GM currently sells the Cadillac SLS, CTS line, SRX and Escalade Hybrid in China. Only the SLS is built locally, while the others are imported with steep taxes. Plans call for local production of the XTS sedan to begin later this year, which eventually will supplant the SLS.
GM also is eying local production of the ATS, which will be imported to China in the near term.
“If a luxury brand is successful in Europe, whether that brand is Chanel or Prada, or Mercedes or, people in parts of Asia look to see what Europeans validate as true luxury,” says Docherty, who previously held chief marketing and sales positions for GM in Asia and the U.S.
“So we have to get Cadillac rocking and rolling in Europe to get it going in China.”
The trick for Chevrolet in Europe, she says, will be acquainting consumers with products beyond Corvette and Camaro. Although neither car sells in volume in the region, their global notoriety make performance a top-of-mind attribute of Chevrolet among consumers.
But most European buyers cite exterior design and value as their reason for purchasing a Chevrolet.
“What they don’t know is (the) Spark and Aveo and Cruze and Orlando, and the newest one we’re about to launch, (the) Trax,” Docherty says. “Not only are we trying to (raise) the opinion of Chevrolet and Cadillac, we’ve got to increase the overall awareness.”
The Chevy Trax cross/utility vehicle, which launches sales this month in South Korea where it is produced, arrives in Europe in the coming weeks to join the popular small SUV segment there, which GM forecasts will grow 15% annually through 2015. It arrives with a 1.7L diesel engine among the three powertrain choices.
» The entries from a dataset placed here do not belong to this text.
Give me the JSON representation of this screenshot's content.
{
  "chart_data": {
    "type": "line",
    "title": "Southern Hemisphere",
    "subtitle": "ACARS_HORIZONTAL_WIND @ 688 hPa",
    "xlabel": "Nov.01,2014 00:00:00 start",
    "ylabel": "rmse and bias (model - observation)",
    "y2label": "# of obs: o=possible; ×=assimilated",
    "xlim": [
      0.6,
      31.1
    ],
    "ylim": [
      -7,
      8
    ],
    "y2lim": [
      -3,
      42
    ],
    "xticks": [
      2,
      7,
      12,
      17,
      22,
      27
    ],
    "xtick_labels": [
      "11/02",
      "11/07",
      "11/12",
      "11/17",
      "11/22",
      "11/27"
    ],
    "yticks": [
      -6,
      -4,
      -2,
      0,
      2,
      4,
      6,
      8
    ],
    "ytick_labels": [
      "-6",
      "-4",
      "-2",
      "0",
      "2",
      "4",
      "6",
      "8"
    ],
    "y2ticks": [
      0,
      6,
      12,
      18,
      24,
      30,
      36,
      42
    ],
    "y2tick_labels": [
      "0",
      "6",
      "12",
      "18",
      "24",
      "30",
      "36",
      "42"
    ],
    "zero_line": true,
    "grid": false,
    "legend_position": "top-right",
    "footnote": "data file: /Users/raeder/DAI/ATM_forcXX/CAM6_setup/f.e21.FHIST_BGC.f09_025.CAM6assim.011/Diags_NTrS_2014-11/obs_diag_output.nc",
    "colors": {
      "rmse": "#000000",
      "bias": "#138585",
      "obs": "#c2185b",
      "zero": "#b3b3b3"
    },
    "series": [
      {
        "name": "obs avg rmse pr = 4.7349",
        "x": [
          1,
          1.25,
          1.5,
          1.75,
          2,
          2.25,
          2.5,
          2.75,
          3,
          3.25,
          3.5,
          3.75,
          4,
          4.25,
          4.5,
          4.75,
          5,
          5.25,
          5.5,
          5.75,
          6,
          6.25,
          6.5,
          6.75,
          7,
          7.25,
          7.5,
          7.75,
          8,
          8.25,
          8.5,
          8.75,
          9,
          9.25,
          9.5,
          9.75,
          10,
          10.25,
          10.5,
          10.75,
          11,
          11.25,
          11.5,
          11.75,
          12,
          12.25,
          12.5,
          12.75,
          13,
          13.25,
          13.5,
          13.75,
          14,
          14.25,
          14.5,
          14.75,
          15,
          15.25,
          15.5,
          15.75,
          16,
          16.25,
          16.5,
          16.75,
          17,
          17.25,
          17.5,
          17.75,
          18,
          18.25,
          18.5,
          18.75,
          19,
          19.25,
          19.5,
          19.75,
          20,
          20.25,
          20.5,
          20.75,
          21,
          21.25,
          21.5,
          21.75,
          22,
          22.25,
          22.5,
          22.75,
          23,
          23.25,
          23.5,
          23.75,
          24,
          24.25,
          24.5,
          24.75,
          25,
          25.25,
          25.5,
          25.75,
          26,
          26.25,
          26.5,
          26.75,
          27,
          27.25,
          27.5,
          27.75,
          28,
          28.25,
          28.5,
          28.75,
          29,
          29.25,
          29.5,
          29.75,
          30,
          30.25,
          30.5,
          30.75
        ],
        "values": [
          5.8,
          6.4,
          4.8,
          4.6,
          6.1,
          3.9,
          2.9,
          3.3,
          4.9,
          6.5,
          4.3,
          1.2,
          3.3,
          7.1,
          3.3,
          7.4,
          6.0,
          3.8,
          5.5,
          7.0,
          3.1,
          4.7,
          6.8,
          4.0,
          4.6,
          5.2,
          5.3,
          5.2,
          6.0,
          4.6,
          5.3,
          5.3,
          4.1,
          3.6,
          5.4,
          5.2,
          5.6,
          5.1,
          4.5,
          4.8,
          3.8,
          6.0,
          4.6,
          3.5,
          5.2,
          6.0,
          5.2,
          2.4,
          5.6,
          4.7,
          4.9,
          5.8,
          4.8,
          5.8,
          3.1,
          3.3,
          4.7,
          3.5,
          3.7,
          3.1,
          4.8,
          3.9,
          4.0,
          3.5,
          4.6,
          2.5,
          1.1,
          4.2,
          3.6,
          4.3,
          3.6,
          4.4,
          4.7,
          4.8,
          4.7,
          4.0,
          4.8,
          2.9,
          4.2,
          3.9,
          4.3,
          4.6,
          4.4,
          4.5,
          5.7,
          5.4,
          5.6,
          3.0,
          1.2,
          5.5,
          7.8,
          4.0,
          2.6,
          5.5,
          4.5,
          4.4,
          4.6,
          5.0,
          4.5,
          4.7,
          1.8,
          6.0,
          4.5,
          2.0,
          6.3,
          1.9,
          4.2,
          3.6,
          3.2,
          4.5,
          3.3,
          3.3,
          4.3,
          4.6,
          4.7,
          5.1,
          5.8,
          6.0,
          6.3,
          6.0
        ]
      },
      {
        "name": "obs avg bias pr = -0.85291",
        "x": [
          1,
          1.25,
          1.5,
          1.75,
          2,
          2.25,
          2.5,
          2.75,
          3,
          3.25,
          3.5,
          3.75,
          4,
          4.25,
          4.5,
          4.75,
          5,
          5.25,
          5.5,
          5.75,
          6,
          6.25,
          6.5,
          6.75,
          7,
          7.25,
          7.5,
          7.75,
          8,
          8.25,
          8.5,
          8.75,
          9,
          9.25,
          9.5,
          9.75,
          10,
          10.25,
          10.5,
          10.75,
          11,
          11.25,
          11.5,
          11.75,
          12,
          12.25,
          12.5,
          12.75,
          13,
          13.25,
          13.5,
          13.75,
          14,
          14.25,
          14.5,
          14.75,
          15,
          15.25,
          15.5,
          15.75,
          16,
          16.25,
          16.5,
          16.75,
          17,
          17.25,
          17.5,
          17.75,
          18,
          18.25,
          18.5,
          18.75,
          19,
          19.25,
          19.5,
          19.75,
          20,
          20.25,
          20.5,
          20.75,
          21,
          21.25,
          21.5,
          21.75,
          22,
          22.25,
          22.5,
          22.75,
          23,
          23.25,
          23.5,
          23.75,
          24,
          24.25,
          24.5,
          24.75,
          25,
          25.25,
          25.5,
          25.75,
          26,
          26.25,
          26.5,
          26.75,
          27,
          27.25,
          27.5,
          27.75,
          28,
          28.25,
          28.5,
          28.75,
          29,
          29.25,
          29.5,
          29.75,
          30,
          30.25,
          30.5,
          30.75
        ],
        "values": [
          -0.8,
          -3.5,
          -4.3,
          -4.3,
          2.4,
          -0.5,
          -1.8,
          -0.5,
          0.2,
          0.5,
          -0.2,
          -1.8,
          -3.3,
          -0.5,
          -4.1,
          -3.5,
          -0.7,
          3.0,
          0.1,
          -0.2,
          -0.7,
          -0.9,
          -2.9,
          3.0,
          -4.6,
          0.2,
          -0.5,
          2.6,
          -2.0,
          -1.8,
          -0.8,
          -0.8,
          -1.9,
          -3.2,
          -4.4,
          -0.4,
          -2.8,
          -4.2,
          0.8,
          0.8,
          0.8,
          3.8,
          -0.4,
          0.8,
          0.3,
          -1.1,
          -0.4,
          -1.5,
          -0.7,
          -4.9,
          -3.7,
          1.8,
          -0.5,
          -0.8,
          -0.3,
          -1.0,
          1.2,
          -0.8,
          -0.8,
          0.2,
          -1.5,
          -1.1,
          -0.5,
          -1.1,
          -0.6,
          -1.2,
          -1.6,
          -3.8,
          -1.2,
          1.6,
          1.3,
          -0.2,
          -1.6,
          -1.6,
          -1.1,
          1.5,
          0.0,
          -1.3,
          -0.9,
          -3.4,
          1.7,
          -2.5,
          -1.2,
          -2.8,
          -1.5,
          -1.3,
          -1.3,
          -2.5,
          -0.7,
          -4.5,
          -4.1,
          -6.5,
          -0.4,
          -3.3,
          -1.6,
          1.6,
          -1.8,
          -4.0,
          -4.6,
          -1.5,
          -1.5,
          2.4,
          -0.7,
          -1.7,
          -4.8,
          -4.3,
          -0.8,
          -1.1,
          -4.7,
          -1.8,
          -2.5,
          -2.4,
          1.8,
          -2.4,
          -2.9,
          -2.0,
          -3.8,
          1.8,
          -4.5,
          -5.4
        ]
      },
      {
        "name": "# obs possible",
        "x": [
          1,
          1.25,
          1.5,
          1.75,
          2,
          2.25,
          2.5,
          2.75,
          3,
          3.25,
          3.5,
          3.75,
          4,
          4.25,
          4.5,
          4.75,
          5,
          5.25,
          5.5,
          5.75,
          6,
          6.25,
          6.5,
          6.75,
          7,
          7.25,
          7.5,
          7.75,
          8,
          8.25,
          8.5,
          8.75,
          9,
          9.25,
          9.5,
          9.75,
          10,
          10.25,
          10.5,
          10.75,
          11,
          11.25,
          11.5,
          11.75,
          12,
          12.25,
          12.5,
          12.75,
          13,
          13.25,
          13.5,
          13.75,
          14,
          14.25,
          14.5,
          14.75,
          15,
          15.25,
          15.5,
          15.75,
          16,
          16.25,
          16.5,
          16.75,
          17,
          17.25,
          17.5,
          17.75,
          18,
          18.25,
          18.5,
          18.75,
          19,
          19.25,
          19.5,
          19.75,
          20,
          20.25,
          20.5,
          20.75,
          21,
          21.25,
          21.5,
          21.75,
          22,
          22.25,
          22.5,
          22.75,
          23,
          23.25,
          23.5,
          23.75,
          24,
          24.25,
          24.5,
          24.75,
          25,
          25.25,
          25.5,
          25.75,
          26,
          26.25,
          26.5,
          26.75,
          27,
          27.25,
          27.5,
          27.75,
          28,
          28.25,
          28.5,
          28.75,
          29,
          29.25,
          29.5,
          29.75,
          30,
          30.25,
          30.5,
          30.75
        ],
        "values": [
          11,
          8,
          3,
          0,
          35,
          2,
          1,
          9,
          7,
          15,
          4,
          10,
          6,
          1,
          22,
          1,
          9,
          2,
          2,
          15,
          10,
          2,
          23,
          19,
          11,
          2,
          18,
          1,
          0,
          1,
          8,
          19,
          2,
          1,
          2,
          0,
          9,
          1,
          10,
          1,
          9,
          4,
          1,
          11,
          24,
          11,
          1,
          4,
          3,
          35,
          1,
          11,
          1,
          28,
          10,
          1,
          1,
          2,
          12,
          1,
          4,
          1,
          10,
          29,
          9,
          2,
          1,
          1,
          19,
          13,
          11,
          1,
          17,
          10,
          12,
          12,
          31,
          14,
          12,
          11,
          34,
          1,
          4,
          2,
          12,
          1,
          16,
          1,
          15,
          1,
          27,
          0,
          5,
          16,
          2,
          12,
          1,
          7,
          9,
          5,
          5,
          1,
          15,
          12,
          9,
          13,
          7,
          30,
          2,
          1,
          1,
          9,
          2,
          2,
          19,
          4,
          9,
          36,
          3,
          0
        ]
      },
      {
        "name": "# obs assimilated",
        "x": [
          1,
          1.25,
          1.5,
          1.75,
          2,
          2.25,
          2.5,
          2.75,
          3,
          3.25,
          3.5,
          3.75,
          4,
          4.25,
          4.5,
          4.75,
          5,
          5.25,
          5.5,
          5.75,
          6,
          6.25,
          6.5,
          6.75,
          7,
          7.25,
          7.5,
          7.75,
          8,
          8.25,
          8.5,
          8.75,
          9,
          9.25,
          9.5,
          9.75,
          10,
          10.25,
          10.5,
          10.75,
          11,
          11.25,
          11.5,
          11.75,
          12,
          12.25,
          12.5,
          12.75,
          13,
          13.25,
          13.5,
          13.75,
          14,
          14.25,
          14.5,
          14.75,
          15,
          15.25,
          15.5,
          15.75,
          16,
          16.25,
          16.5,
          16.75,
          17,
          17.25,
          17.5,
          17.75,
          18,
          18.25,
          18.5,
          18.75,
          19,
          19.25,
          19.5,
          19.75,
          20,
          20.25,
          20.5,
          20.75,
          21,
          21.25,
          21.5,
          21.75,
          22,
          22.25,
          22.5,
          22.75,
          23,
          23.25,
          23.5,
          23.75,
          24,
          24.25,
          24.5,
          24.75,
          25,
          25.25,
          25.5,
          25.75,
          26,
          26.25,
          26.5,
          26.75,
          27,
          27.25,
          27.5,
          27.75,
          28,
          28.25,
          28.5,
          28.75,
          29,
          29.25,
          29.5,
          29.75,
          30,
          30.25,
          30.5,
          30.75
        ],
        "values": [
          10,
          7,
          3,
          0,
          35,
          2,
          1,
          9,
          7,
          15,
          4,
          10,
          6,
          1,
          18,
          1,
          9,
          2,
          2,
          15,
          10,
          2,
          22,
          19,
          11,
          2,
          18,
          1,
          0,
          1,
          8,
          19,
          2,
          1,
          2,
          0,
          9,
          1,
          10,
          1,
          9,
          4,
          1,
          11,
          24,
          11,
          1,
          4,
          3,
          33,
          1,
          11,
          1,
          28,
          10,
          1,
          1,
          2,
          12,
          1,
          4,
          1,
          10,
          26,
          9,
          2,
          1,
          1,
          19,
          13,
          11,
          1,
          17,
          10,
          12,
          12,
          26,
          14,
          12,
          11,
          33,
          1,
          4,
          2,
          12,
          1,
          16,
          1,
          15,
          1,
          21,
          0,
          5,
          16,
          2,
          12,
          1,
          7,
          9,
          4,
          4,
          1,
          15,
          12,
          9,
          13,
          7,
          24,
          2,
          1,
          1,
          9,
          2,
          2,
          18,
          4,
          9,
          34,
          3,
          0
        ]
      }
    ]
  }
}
“So (GM) is making the commitment to grow Chevrolet by giving us the specific powertrains we need to succeed,” Docherty says.
Chevrolet also has a new global marketing message with “Fine New Roads” and major sponsorship with the Manchester United football club. The team’s global brand is among the strongest in all of sports. The sponsorship includes the Chevrolet bow-tie emblem on the team’s jerseys next year.
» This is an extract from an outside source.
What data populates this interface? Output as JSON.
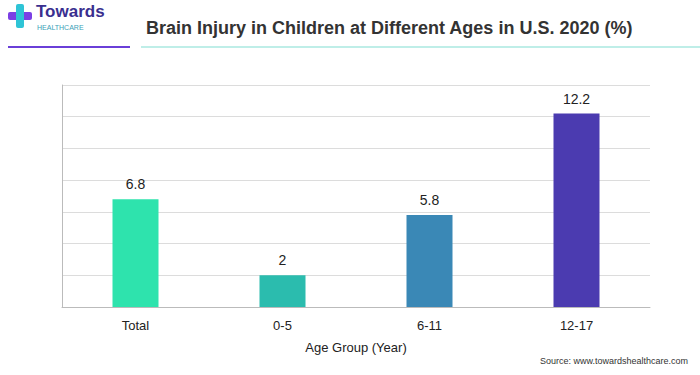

Manchester United reaches more fans than any other team in any other sport. A match earlier this year with rival Liverpool netted 550 million viewers, or three times the number of American football fans who watch the Super Bowl.
In the past 18 months, GM has launched 10 new Chevrolet products in Europe, with the brand delivering 401,094 units in Western and Central Europe last year, including Russia, according to WardsAuto data. Market-leader, by comparison, sold 2.08 million units in 2012.
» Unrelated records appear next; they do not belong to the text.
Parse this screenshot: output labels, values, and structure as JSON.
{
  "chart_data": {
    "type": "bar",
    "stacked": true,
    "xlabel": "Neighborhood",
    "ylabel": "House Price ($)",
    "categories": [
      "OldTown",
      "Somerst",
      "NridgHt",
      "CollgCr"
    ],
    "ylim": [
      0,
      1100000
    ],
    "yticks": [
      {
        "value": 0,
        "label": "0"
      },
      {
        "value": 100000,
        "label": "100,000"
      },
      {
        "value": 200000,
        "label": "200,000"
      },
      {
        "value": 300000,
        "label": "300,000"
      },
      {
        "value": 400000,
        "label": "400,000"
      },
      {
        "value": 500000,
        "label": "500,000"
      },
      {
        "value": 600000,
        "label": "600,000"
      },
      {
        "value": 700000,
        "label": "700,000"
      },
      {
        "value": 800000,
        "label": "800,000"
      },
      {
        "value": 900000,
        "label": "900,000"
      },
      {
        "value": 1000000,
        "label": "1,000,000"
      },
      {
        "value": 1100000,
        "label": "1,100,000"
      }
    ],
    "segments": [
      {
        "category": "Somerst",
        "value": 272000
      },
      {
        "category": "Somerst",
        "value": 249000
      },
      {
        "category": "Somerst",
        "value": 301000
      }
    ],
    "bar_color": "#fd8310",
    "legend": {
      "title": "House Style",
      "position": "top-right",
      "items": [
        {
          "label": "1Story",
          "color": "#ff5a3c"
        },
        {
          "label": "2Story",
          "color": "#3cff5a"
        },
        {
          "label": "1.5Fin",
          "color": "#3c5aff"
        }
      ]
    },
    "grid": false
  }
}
“We’re a small player in Europe but with some pretty big ambitions for growth,” Docherty says. “We want to play a key role in helping Chevrolet grow globally.”
Docherty dismisses the notion efforts to expand Chevrolet and Cadillac sales in Europe might be hindered by the weak economy. After all, she says, auto makers in the region still will deliver an estimated 14.5 million units this year.
“That’s still a hell of a big market,” she says. “I say to my team that ‘14 million people are going to be out there buying a car. We just need to get our fair share.’”
Docherty says GM continues to make progress reuniting Opel with other GM brands in Europe. The auto maker broke off Opel from its operations there when it dissolved GM Europe ahead of its U.S. bankruptcy in 2009. The plan was to sell Opel, but GM later changed course and chose to restructure the unit.
Now GM must integrate Opel with its other brands and eliminate duplicate work in areas such as back-office administrative functions. The auto maker also continues to bring its disparate information-technology platforms together, including Daewoo legacy systems dating back to earlier in the previous decade.
“It’s worth millions,” Docherty says of the potential efficiency gains.
An earlier version of this story incorrectly included front-office administrative functions among the duplicate areas GM seeks to eliminate among its European brands.